So I’ve been giving some thought to this question of – apart from the exceptions specifically allowed by Article 17.4.7 of the AUSFTA, just what additional exceptions might be required? You may recall that it is only to this, limited question that the Terms of Reference of the LACA refer.

So I thought, well, how might we start thinking about that? And I thought – well, why don’t we look at what the US has itself allowed as additional exceptions. That is at least a start. You see, in the US, when the DMCA was drafted, they created a process whereby every 3 years the Copyright Office would consider whether there were legitimate, non-infringing uses that were being adversely impacted by TPMs, and would consider whether new exceptions should be created to ensure an end to such adverse effects. There have been two such rule-makings already (in 2001 and 2003). The next is due in 2006.

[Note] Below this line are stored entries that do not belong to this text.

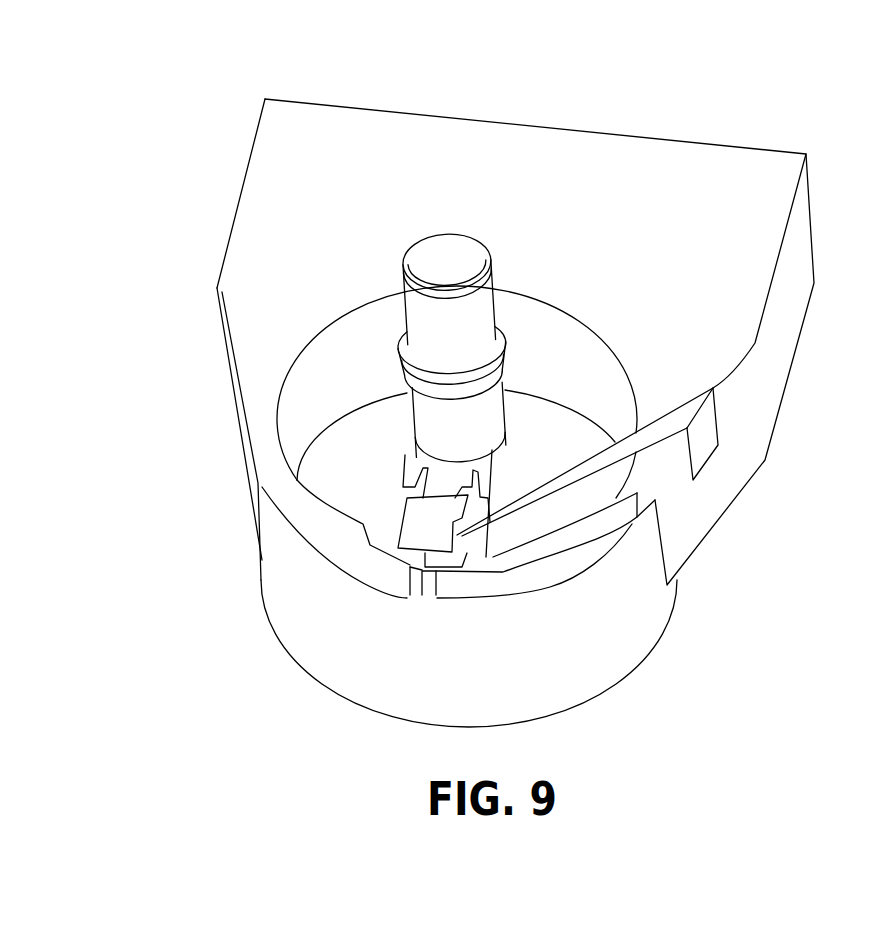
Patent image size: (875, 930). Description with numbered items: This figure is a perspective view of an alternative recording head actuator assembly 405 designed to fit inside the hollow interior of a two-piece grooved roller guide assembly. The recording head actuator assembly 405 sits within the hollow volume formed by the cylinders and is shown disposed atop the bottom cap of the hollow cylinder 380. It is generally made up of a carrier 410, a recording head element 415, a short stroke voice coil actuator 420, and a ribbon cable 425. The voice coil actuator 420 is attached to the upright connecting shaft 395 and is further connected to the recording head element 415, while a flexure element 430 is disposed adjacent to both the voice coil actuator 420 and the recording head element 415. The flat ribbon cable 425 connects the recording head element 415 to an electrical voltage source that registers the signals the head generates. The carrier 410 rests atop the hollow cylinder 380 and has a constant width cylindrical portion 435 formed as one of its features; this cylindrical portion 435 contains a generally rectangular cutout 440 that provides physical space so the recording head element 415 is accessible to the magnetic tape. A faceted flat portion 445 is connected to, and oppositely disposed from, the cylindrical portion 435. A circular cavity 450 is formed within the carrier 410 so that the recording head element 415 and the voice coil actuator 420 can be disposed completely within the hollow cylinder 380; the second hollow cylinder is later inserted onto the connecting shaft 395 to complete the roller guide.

The hollow cylinder 380 is at (372, 623).
The connecting shaft 395 is at (462, 337).
The recording head actuator assembly 405 is at (487, 572).
The carrier 410 is at (232, 388).
The recording head element 415 is at (432, 595).
The short stroke voice coil actuator 420 is at (445, 480).
The ribbon cable 425 is at (712, 447).
The flexure element 430 is at (425, 535).
The constant width cylindrical portion 435 is at (320, 550).
The rectangular cutout 440 is at (417, 605).
The faceted flat portion 445 is at (312, 127).
The circular cavity 450 is at (355, 470).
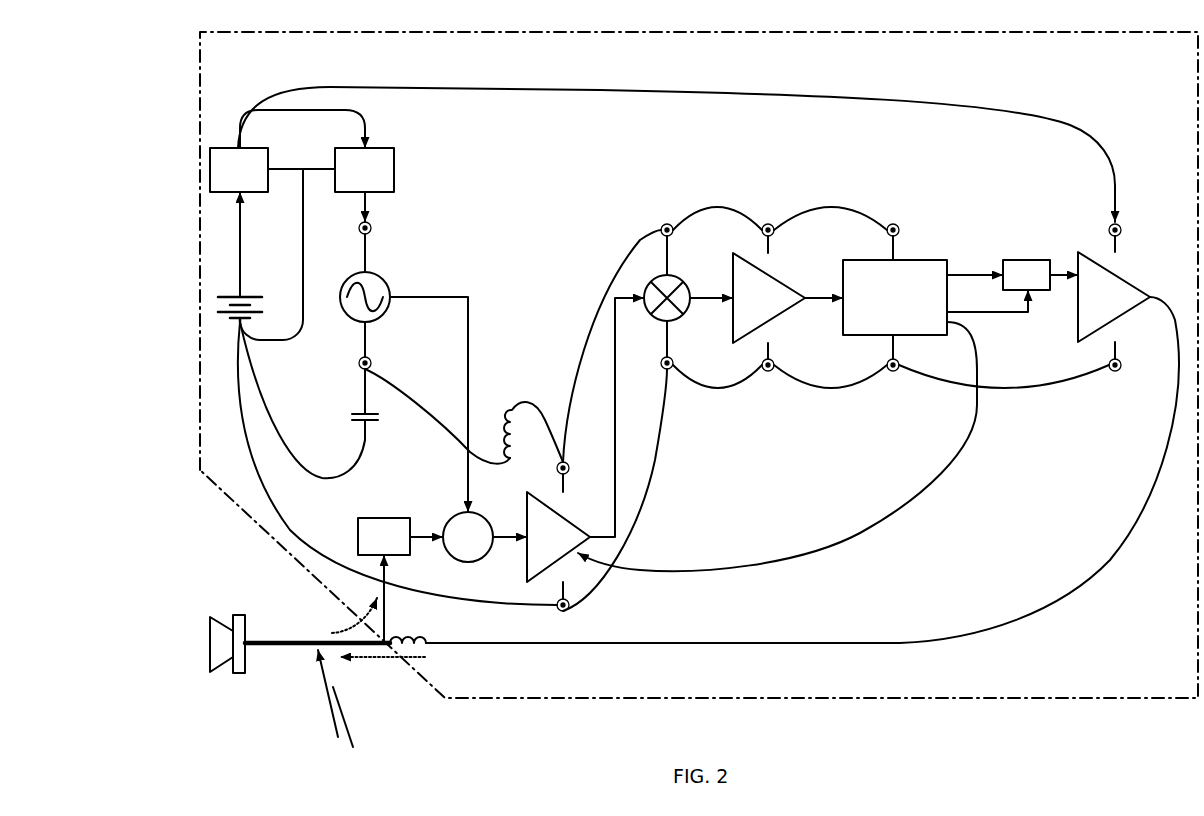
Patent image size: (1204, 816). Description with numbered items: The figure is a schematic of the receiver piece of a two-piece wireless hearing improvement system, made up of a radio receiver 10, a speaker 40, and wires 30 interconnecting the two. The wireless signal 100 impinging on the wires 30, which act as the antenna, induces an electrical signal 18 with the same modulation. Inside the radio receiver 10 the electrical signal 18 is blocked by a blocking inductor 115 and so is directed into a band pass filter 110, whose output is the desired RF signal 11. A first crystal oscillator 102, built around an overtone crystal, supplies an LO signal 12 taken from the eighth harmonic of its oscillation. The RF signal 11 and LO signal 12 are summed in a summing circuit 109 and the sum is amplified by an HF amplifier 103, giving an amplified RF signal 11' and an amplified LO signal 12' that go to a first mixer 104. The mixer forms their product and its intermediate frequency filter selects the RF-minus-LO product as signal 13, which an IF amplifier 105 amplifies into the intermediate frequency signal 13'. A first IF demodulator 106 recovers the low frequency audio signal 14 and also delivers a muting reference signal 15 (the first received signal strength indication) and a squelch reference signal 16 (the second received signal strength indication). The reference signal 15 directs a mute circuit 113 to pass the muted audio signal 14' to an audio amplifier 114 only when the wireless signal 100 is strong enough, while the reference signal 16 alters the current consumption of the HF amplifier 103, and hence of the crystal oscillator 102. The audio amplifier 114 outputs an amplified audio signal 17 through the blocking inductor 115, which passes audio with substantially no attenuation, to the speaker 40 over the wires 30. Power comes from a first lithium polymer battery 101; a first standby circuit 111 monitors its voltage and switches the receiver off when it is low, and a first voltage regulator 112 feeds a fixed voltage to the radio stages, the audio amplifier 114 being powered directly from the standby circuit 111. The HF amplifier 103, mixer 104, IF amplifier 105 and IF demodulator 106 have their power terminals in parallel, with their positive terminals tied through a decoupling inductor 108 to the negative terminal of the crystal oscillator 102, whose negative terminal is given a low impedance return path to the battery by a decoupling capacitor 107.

The radio receiver 10 is at (1090, 708).
The RF signal 11 is at (410, 482).
The amplified RF signal 11' is at (698, 417).
The LO signal 12 is at (437, 404).
The amplified LO signal 12' is at (709, 483).
The (RF-LO) frequency signal 13 is at (696, 199).
The intermediate frequency signal 13' is at (815, 213).
The audio signal 14 is at (982, 156).
The muted audio signal 14' is at (1073, 156).
The muting reference signal (RSSI 1) 15 is at (1018, 318).
The squelch reference signal (RSSI 2) 16 is at (917, 507).
The amplified audio signal 17 is at (377, 663).
The electrical signal 18 is at (348, 627).
The wires 30 is at (277, 652).
The speaker 40 is at (230, 673).
The wireless signal 100 is at (355, 730).
The first lithium polymer battery 101 is at (257, 322).
The first crystal oscillator 102 is at (385, 272).
The HF amplifier 103 is at (573, 563).
The first mixer 104 is at (648, 270).
The IF amplifier 105 is at (793, 313).
The first IF demodulator 106 is at (932, 252).
The decoupling capacitor 107 is at (375, 412).
The decoupling inductor 108 is at (510, 400).
The summing circuit 109 is at (470, 565).
The filter 110 is at (358, 533).
The first standby circuit 111 is at (228, 145).
The first voltage regulator 112 is at (400, 162).
The mute circuit 113 is at (1033, 250).
The audio amplifier 114 is at (1133, 273).
The blocking inductor 115 is at (428, 650).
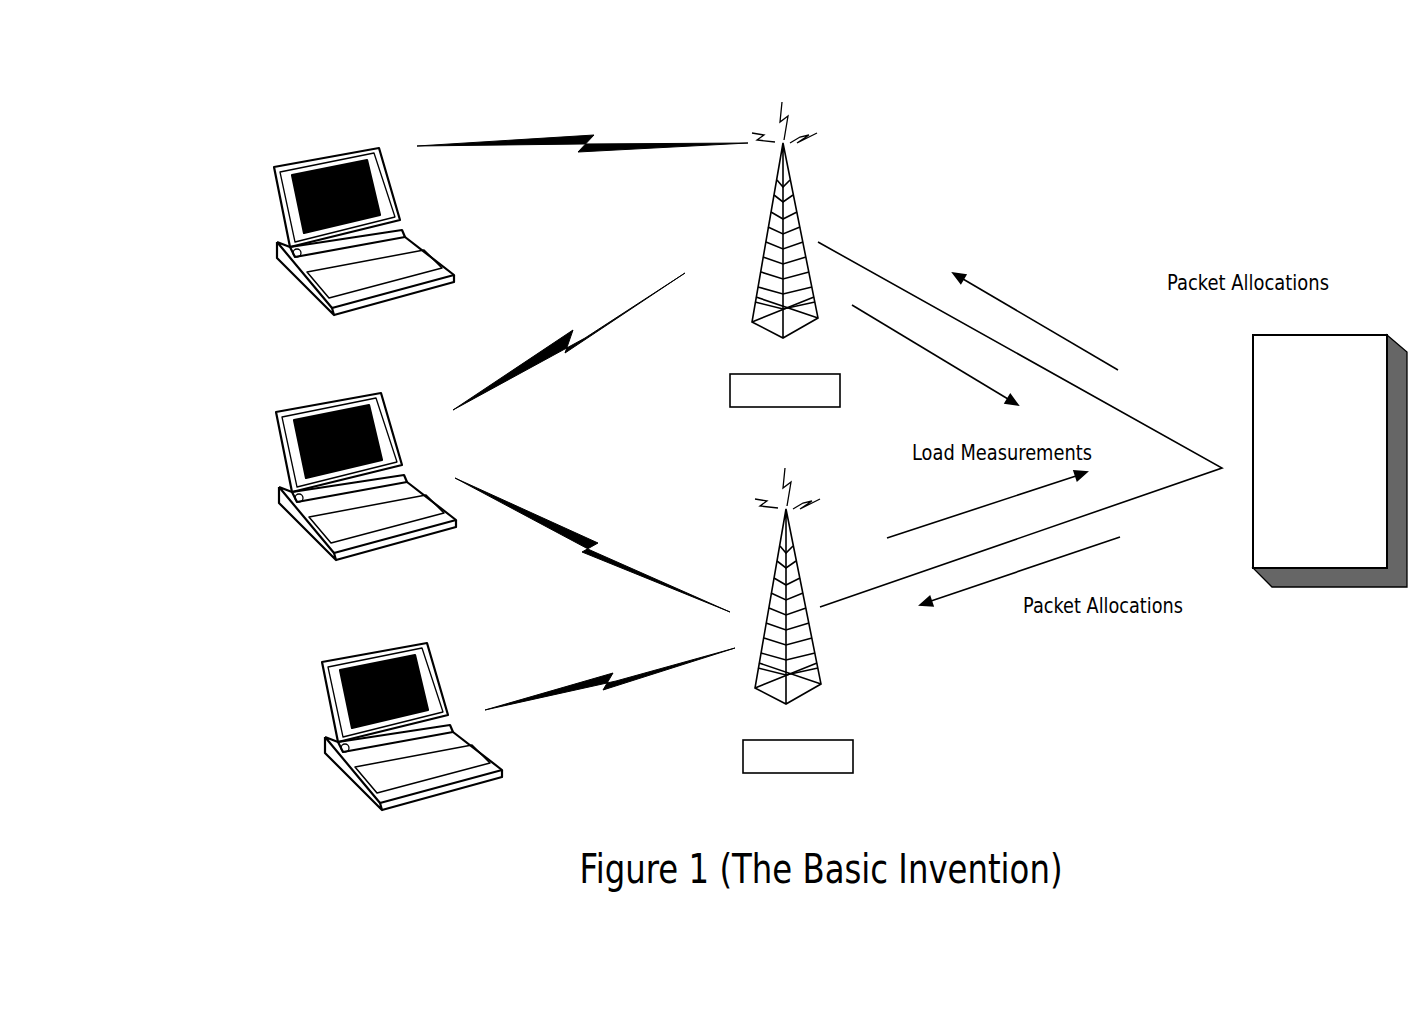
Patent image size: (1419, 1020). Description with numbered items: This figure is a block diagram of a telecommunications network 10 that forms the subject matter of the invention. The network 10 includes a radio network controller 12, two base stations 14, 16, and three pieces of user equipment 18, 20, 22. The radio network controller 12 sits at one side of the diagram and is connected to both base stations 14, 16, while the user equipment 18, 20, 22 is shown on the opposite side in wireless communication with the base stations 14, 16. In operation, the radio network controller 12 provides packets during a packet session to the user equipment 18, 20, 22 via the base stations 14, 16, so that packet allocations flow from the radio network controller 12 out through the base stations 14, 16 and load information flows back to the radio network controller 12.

The telecommunications network 10 is at (424, 121).
The radio network controller 12 is at (1330, 461).
The base station 14 is at (840, 390).
The base station 16 is at (853, 757).
The user equipment 18 is at (272, 230).
The user equipment 20 is at (273, 483).
The user equipment 22 is at (322, 727).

And here’s what the rule-makings have come up with. The list, by the way, comes from a recent, comprehensive article by Jane Ginsburg on the DMCA and its interpretation in the US:

  1. “compilations consisting of lists of websites blocked by filtering software applications”
  2. “literary works, including software and databases, protected by access control mechanisms that fail to permit access becasuse of malfunction, damage or obsolescence”
  3. “computer programs protected by dongles that prevent access due to malfunction ro damage and which are obsolete”
  4. “Computer programs and video games distributed in formats that have become obsolete and which require the original media or hardware as a condition of access”
  5. “literary works distributed in e-book format when all existing e-book editions of the work (including digital text editions made availbael by authorized entities) contain access controls that prevent the enabling of the e-books’ read-aloud function and that prevent the enabling of screen readers to render the text into a ‘specialized format’.

OK, so the first thing that strikes me about that list is how amazingly anal the drafting of these exceptions is. To use some words of Laddie, in a different context:

‘Rigidity is the rule. It is as if every tiny exception to the grasp of the copyright monopoly has had to be fought hard for, prized out of the unwilling hand of the legislature and, once conceded, defined precisely and confined within high and immutable walls.’ (Laddie, ‘Copyright: Overstrength, Overregulated, Overrated’ [1996] 18 EIPR 253, 258).

Fortunately, it seems to me that while the US Copyright Office, responsible for drafting these exceptions, might have taken the view that its mandate was limited, the mandate given to the Legal and Constitutional Affairs Committee is a broader one. The only real constraint is that exceptions must be consistent with the FTA. Being a Parliamentary Committee, it is appropriate that the Committee be prepared to exercise its law-making power in ways the US Copyright Office might refuse to do. This is not an administrative process – this is Parliament deciding on the proper scope of the law for Australian purposes.

The second thing that is striking about these exceptions is the number of them that are concerned with malfunction or obsolescence of technology (Ginsburg comments on this too, at page 23 of her paper). 2, 3, and 4 are all to do with this issue.

That’s really interesting, because it just so happens that when I was asked about the TPM review at the Copyright and Cultural Institutions Conference on Friday, the question that was asked of me was basically this: what if the technology goes out of date? Are there exceptions to allow circumvention of old, out of date, or malfunctioning technology?

It would probably surprise many to realise that the need to circumvent because of malfunction or obsolescence of TPMs was not one of the original exceptions drafted into the US DMCA. They have suffered the consequences, having to have this matter put forward in both reviews by the Copyright Office. Let’s hope that might be one of the exceptions considered by the LACA. Remember, too, that while in Australia we have (like the US) to review our exceptions periodically, we are not required to make those exceptions expire (unlike the US)!

There are two exceptions created by the US Copyright Office which have nothing to do with obsolescence. The first (number 1 above) is all about filtering/censorship technology. That’s a very American concern, but one which could also end up being live here. The last exception really concerns issues for disabled people (something mentioned in the LACA terms of reference, by the way).